PUBLICIDADE
PUBLICIDADE

Fortaleza realiza ciclo de debates sobre saberes de mulheres quilombolas

Programação gratuita "Guardiãs das Encantarias" reúne mestras de comunidades tradicionais nos dias 14 e 21 de março para rodas de conversa sobre práticas de cuidado, espiritualidade e memórias
Duas mulheres caminham por um corredor branco e iluminado, ladeado por pilares e bandeiras coloridas que nomeiam comunidades quilombolas como Quincas, Timbaúba e Porteira.

Duas mulheres caminham por um corredor branco e iluminado, ladeado por pilares e bandeiras coloridas que nomeiam comunidades quilombolas como Quincas, Timbaúba e Porteira.

— Nayra Maria/Ascom Dragão do Mar

14 de março de 2026

O Centro Dragão do Mar de Arte e Cultura, equipamento da Secretaria da Cultura do Estado do Ceará (Secult) gerido em parceria com o Instituto Dragão do Mar (IDM), realiza nos dias 14 e 21 de março a segunda edição do programa “Guardiãs das Encantarias”. 

A programação coloca em evidência os saberes preservados por mulheres quilombolas e convida o público a se aproximar de histórias, práticas espirituais e modos de vida presentes em comunidades tradicionais do estado.

Quer receber nossa newsletter?

Você encontrá as notícias mais relevantes sobre e para população negra. Fique por dentro do que está acontecendo!

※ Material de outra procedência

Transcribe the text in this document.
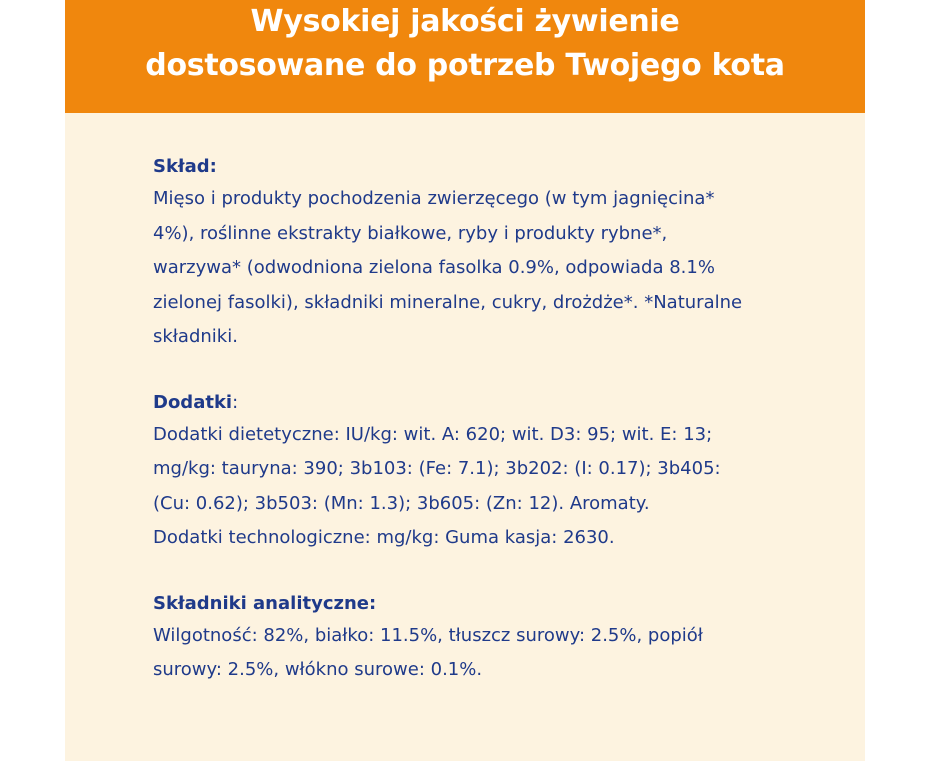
Wysokiej jakości żywienie
dostosowane do potrzeb Twojego kota

Skład:

Mięso i produkty pochodzenia zwierzęcego (w tym jagnięcina*
4%), roślinne ekstrakty białkowe, ryby i produkty rybne*,
warzywa* (odwodniona zielona fasolka 0.9%, odpowiada 8.1%
zielonej fasolki), składniki mineralne, cukry, drożdże*. *Naturalne
składniki.

Dodatki:

Dodatki dietetyczne: IU/kg: wit. A: 620; wit. D3: 95; wit. E: 13;
mg/kg: tauryna: 390; 3b103: (Fe: 7.1); 3b202: (I: 0.17); 3b405:
(Cu: 0.62); 3b503: (Mn: 1.3); 3b605: (Zn: 12). Aromaty.
Dodatki technologiczne: mg/kg: Guma kasja: 2630.

Składniki analityczne:

Wilgotność: 82%, białko: 11.5%, tłuszcz surowy: 2.5%, popiół
surowy: 2.5%, włókno surowe: 0.1%.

Organizado pelo Museu da Cultura Cearense (MCC), o ciclo de debates parte da exposição “Quilombolas – Tecendo Territórios de Liberdade”, em cartaz no equipamento com curadoria de Cícera Barbosa e Joseli Cordeiro. 

As atividades ocorrem na Praça Verde, sempre às 16h, com entrada gratuita e acessibilidade em Libras.

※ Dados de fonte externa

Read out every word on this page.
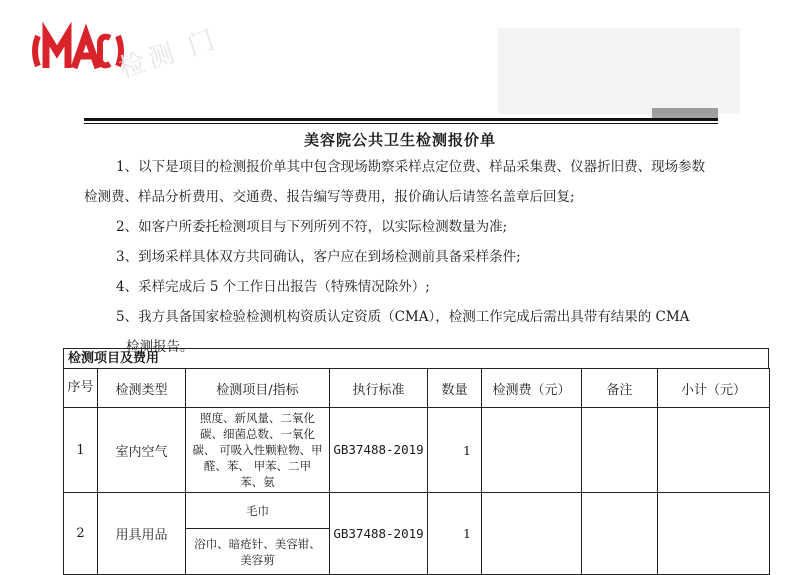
检测 门
美容院公共卫生检测报价单

1、以下是项目的检测报价单其中包含现场勘察采样点定位费、样品采集费、仪器折旧费、现场参数检测费、样品分析费用、交通费、报告编写等费用，报价确认后请签名盖章后回复;

2、如客户所委托检测项目与下列所列不符，以实际检测数量为准;

3、到场采样具体双方共同确认，客户应在到场检测前具备采样条件;

4、采样完成后 5 个工作日出报告（特殊情况除外）;

5、我方具备国家检验检测机构资质认定资质（CMA），检测工作完成后需出具带有结果的 CMA

检测报告。

检测项目及费用
序号	检测类型	检测项目/指标	执行标准	数量	检测费（元）	备注	小计（元）
1	室内空气	照度、新风量、二氧化碳、细菌总数、一氧化碳、 可吸入性颗粒物、甲醛、苯、 甲苯、二甲 苯、氨	GB37488-2019	1			
2	用具用品	毛巾	GB37488-2019	1			
		浴巾、暗疮针、美容钳、美容剪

A primeira roda de conversa acontece neste sábado (14) com o tema “Mãos que Tecem, Ervas que Curam: Saberes da Encantaria”. Participam Mestra Sandra, quilombola da comunidade Conceição dos Caetanos (Tururu), guardiã dos saberes das plantas medicinais, e Mestra Tica, artesã do Quilombo de Alto Alegre (Horizonte), que mantém viva a tradição das bonecas de pano como expressão da identidade negra. A mediação será da historiadora e pesquisadora quilombola Joseli Cordeiro.

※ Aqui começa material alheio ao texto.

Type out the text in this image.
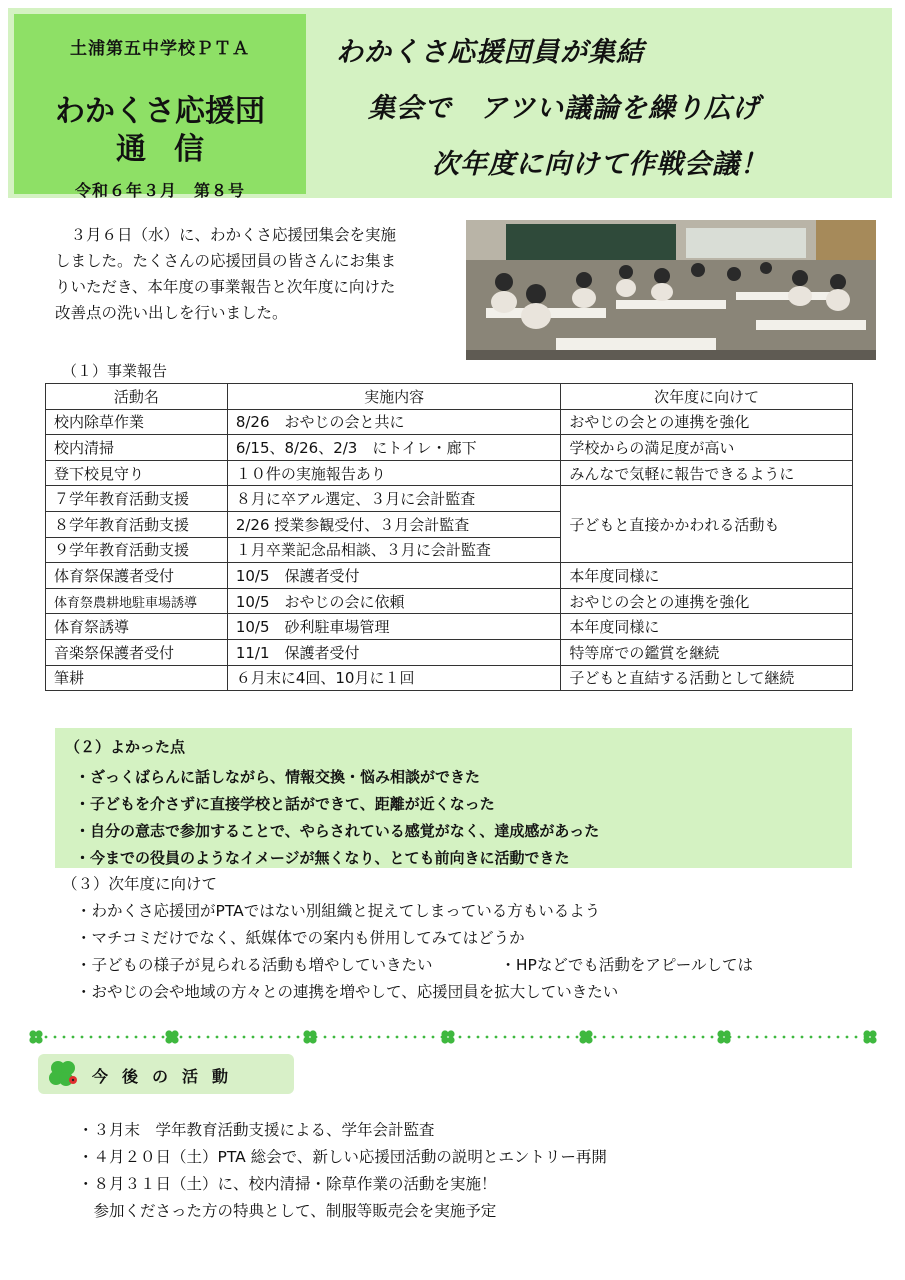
土浦第五中学校ＰＴＡ
わかくさ応援団
通信
令和６年３月　第８号
わかくさ応援団員が集結
集会で　アツい議論を繰り広げ
次年度に向けて作戦会議！
　３月６日（水）に、わかくさ応援団集会を実施
しました。たくさんの応援団員の皆さんにお集ま
りいただき、本年度の事業報告と次年度に向けた
改善点の洗い出しを行いました。
（１）事業報告
活動名	実施内容	次年度に向けて
校内除草作業	8/26　おやじの会と共に	おやじの会との連携を強化
校内清掃	6/15、8/26、2/3　にトイレ・廊下	学校からの満足度が高い
登下校見守り	１０件の実施報告あり	みんなで気軽に報告できるように
７学年教育活動支援	８月に卒アル選定、３月に会計監査	子どもと直接かかわれる活動も
８学年教育活動支援	2/26 授業参観受付、３月会計監査	
９学年教育活動支援	１月卒業記念品相談、３月に会計監査	
体育祭保護者受付	10/5　保護者受付	本年度同様に
体育祭農耕地駐車場誘導	10/5　おやじの会に依頼	おやじの会との連携を強化
体育祭誘導	10/5　砂利駐車場管理	本年度同様に
音楽祭保護者受付	11/1　保護者受付	特等席での鑑賞を継続
筆耕	６月末に4回、10月に１回	子どもと直結する活動として継続
（２）よかった点
・ざっくばらんに話しながら、情報交換・悩み相談ができた
・子どもを介さずに直接学校と話ができて、距離が近くなった
・自分の意志で参加することで、やらされている感覚がなく、達成感があった
・今までの役員のようなイメージが無くなり、とても前向きに活動できた
（３）次年度に向けて
・わかくさ応援団がPTAではない別組織と捉えてしまっている方もいるよう
・マチコミだけでなく、紙媒体での案内も併用してみてはどうか
・子どもの様子が見られる活動も増やしていきたい	・HPなどでも活動をアピールしては
・おやじの会や地域の方々との連携を増やして、応援団員を拡大していきたい
今後の活動
・３月末　学年教育活動支援による、学年会計監査
・４月２０日（土）PTA 総会で、新しい応援団活動の説明とエントリー再開
・８月３１日（土）に、校内清掃・除草作業の活動を実施！
　参加くださった方の特典として、制服等販売会を実施予定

O diálogo parte da provocação simbólica “o que cabe no abraço de uma boneca e no gargalo de uma garrafa?” para abordar práticas de cuidado, espiritualidade e transmissão de saberes nas comunidades quilombolas do Ceará.

A data do primeiro encontro também marca o aniversário da escritora Carolina Maria de Jesus, autora de “Quarto de Despejo”, cuja trajetória inspira a luta das mulheres negras e quilombolas e reforça a potência das vozes femininas na resistência às desigualdades sociais e raciais.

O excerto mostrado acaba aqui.